Over the July 4th weekend, First Lady Michelle Obama was interviewed by the Military Times in recognition of New York becoming the 50th state to enact legislation addressing license portability for military spouses. As part of the interview, the First Lady shared the story of Katherine Goyette, an MSJDN member and Army spouse practicing as a Deputy District Attorney in Colorado. Katherine’s story highlights the need for attention on this issue and demonstrates the success of these common sense solutions to support military families.
Thanks to the Colorado military spouse attorney licensing rule, Katherine didn’t have to remain in Kansas to continue her career – she was able to relocate to Colorado Springs with her husband and find meaningful employment without the repeated costs, delays, and burdens associated with yet another bar exam. MSJDN is thankful for the leadership of Colorado’s legal community resulting in this rule that has already made a powerful impact on military families just two years following its enactment.

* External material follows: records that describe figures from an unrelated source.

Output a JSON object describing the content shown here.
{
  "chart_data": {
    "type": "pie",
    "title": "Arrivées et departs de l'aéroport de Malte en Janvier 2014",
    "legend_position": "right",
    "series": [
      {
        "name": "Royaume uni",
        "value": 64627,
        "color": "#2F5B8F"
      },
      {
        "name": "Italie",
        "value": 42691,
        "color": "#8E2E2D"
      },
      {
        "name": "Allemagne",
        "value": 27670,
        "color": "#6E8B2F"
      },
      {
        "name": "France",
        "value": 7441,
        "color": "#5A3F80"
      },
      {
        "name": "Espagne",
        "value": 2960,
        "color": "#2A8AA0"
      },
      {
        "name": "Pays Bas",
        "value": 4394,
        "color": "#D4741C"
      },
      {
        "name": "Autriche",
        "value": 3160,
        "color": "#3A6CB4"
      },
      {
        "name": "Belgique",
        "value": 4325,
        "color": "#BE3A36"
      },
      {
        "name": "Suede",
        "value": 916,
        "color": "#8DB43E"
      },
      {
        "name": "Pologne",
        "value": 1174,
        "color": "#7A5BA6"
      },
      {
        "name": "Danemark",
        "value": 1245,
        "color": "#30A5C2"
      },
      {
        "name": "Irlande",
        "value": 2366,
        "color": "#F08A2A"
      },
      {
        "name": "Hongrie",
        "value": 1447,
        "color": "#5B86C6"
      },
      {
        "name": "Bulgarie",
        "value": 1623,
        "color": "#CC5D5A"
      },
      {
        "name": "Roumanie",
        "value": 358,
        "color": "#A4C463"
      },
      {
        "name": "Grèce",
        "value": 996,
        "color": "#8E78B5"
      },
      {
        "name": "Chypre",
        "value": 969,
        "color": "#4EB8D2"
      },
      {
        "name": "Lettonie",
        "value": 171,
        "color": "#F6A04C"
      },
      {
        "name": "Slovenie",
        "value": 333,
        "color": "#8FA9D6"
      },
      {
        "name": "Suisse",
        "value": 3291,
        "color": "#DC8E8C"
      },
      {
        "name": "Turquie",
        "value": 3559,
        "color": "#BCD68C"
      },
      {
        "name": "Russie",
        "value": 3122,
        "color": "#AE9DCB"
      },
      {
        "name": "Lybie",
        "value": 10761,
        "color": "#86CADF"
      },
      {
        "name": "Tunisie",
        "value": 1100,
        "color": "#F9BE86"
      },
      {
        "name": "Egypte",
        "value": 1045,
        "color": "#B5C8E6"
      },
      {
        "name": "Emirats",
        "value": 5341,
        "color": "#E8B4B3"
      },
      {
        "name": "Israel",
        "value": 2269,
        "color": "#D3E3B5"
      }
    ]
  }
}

As the First Lady (also an attorney!) shared, only three states allowed military spouses to transfer their professional licenses when she and Dr. Biden formed the Joining Forces initiative to better support military families. As of last week, all 50 states have worked to streamline military spouse licensing through legislative fixes. MSJDN joins in the celebration of this monumental milestone and the relief it brings to military spouses across the country. We are extremely grateful to the First Lady and Dr. Biden for their drive and passion to pursue this issue impacting so many military families.
However, as recognized by Mrs. Obama in the Military Times article, “we know that there are still plenty of gaps and challenges that we need to work on, so as far as I’m concerned, our work here definitely isn’t finished.” MSJDN members know that attorneys are generally excluded from legislation regarding licensing, as attorney licensing is typically overseen by the state’s Supreme Court. While MSJDN has made significant headway on this issue, guiding 19 jurisdictions to adopt military spouse attorney licensing accommodations to date, our State Licensing team continues to advocate in Connecticut, Georgia, Kansas, West Virginia, and other states without rules in place.
While the existing legislation may not benefit MSJDN members, national attention on this issue is critical. We celebrate the success of Joining Forces as we continue to work together to remove barriers for military spouses and increase financial stability for military families.